Assalamu ‘alaikum Wr. Wb.
Berikut adalah beberapa kesalahan
yang dilakukan di bulan Ramadhan yang tersebar luas di tengah-tengah kaum
muslimin.
1. Mengkhususkan Ziarah
Kubur Menjelang Ramadhan
Tidaklah tepat keyakinan bahwa
menjelang bulan Ramadhan adalah waktu utama untuk menziarahi kubur orang tua
atau kerabat (yang dikenal dengan “nyadran”).
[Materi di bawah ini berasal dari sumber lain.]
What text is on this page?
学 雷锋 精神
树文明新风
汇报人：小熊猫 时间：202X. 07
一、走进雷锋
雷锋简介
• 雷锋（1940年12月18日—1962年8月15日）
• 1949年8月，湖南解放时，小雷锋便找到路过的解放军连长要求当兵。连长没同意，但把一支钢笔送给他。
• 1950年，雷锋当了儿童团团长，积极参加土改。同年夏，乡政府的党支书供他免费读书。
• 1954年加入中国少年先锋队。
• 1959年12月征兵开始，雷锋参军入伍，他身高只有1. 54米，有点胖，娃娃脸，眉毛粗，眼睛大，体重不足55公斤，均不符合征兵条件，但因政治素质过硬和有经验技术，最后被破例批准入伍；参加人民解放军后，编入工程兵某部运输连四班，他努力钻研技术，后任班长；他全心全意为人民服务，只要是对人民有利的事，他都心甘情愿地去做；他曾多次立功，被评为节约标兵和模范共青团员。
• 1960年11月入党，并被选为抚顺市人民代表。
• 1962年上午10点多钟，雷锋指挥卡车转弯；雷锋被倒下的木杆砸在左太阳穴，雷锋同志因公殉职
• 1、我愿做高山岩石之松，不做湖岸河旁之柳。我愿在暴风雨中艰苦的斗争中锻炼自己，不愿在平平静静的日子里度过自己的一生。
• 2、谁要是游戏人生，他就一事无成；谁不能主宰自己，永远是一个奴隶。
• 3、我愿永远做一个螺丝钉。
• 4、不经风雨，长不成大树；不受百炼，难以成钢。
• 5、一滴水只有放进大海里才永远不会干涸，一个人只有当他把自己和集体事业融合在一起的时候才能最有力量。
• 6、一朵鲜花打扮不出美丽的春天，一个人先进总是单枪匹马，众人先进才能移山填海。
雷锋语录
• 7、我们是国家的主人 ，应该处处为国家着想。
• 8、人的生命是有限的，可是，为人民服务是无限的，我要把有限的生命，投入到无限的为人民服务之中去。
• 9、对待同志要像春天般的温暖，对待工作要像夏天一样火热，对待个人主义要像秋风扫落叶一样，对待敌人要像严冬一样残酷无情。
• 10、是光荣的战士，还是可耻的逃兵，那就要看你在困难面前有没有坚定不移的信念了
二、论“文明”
Kita boleh setiap saat melakukan
ziarah kubur agar hati kita semakin lembut karena mengingat kematian. Namun
masalahnya adalah jika seseorang mengkhususkan ziarah kubur pada waktu tertentu
dan meyakini bahwa menjelang Ramadhan adalah waktu utama untuk nyadran atau
nyekar. Ini sungguh suatu kekeliruan karena tidak ada dasar dari ajaran Islam
yang menuntunkan hal ini.
2. Padusan, Mandi Besar,
atau Keramasan Menyambut Ramadhan
Tidaklah tepat amalan sebagian orang
yang menyambut bulan Ramadhan dengan mandi besar atau keramasan terlebih
dahulu. Amalan seperti ini juga tidak ada tuntunannya sama sekali dari Nabi shallallahu
‘alaihi wa sallam. Lebih parahnya lagi mandi semacam ini (yang dikenal
dengan “padusan”) ada juga yang melakukannya campur baur laki-laki dan
perempuan dalam satu tempat pemandian. Ini sungguh merupakan kesalahan yang
besar karena tidak mengindahkan aturan Islam. Bagaimana mungkin Ramadhan
disambut dengan perbuatan yang bisa mendatangkan murka Allah?!
3. Menetapkan Awal
Ramadhan dengan Hisab
Nabi shallallahu ‘alaihi wa
sallam bersabda,
إِنَّا
أُمَّةٌ أُمِّيَّةٌ ، لاَ نَكْتُبُ وَلاَ نَحْسِبُ ,الشَّهْرُ هَكَذَا وَهَكَذَا
“Sesungguhnya kami adalah umat yang
buta huruf. Kami tidak memakai kitabah (tulis-menulis) dan tidak pula memakai
hisab (dalam penetapan bulan). Bulan itu seperti ini (beliau berisyarat dengan
bilangan 29) dan seperti ini (beliau berisyarat dengan bilangan 30).” (HR. Bukhari dan Muslim)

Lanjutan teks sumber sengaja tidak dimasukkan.